Walter S. Melion of Emory receives Distinguished Scholar Award

Professor Walter S. Melion, the Asa Griggs Candler Professor of Art History, at Emory University in Atlanta received the 2016 Distinguished Scholar Award at the ACHA’s Annual Meeting in Atlanta.


Award Citation

The ACHA 2016 Distinguished Scholar Award is presented to Professor Walter S. Melion, the Asa Griggs Candler Professor of Art History, Emory University, Atlanta, Georgia.

Professor Melion’s work has covered the field of Renaissance and early modern European visual culture broadly. He has demonstrated the links between image and spirituality, between representation and religious meaning. His works address how early modern people understood images and used art to convey profound messages, especially in the field of doctrine and exegesis. Melion has worked on art from across Europe, but especially printed images, showing the links between readers, viewers, and artists. In addition to monographs on Jerónimo Nadal’s Adnotationes et meditationes in Evangelia(2003-2007) and on Scriptural illustration in the 16th-century Low Countries (2009), his books include Shaping the Netherlandish Canon: Karel van Mander’s `Schilder-Boeck’(Chicago: 1991) and The Meditative Art: Studies in the Northern Devotional Print, 1550-1625 (Philadelphia: 2009).  

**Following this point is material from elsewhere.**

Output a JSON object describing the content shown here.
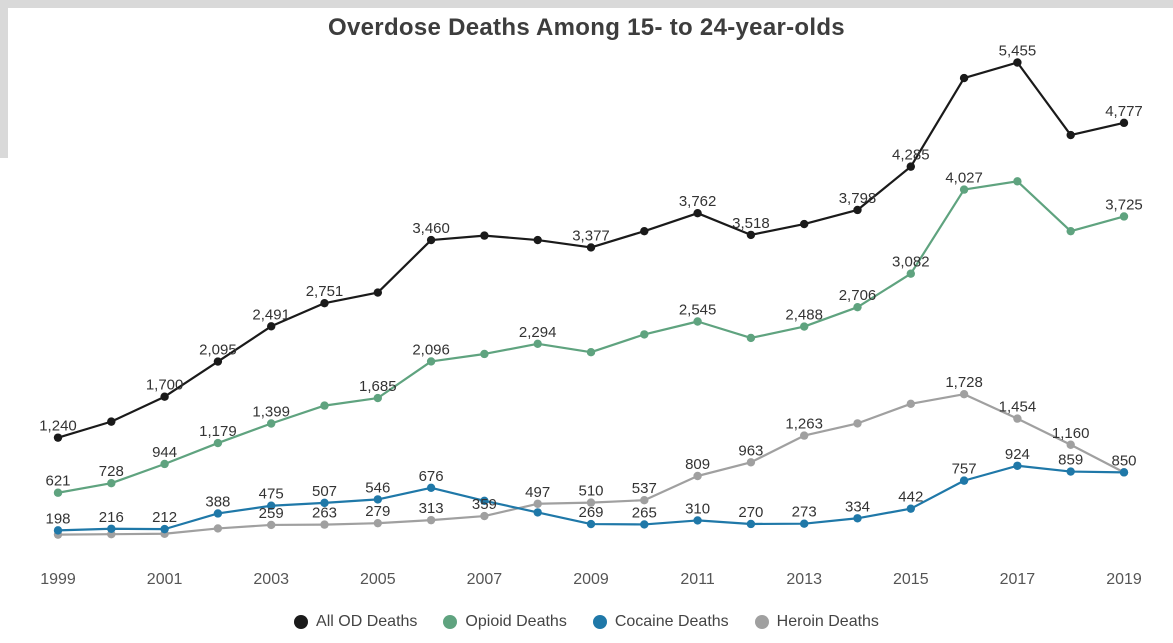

He has also been the patron of many scholars working in the field of Renaissance and early modern art history, organizing volumes of essays and promoting discussions across disciplinary boundaries. His work on devotional images has greatly enhanced our understanding of Catholic culture in the period of the Counter-Reformation and the Catholic Reformation, and has inspired a new generation of scholars to reconsider Catholic artistic culture at both elite and popular levels.  In 2010 he was elected Foreign Member of the Royal Netherlands Academy of Arts and Sciences.  

For his contribution to the scholarly pursuit in Catholic research and writing, Walter S. Melion is awarded the 2016 AMERICAN CATHOLIC HISTORICAL ASSOCIATION’s Distinguished Scholar Award.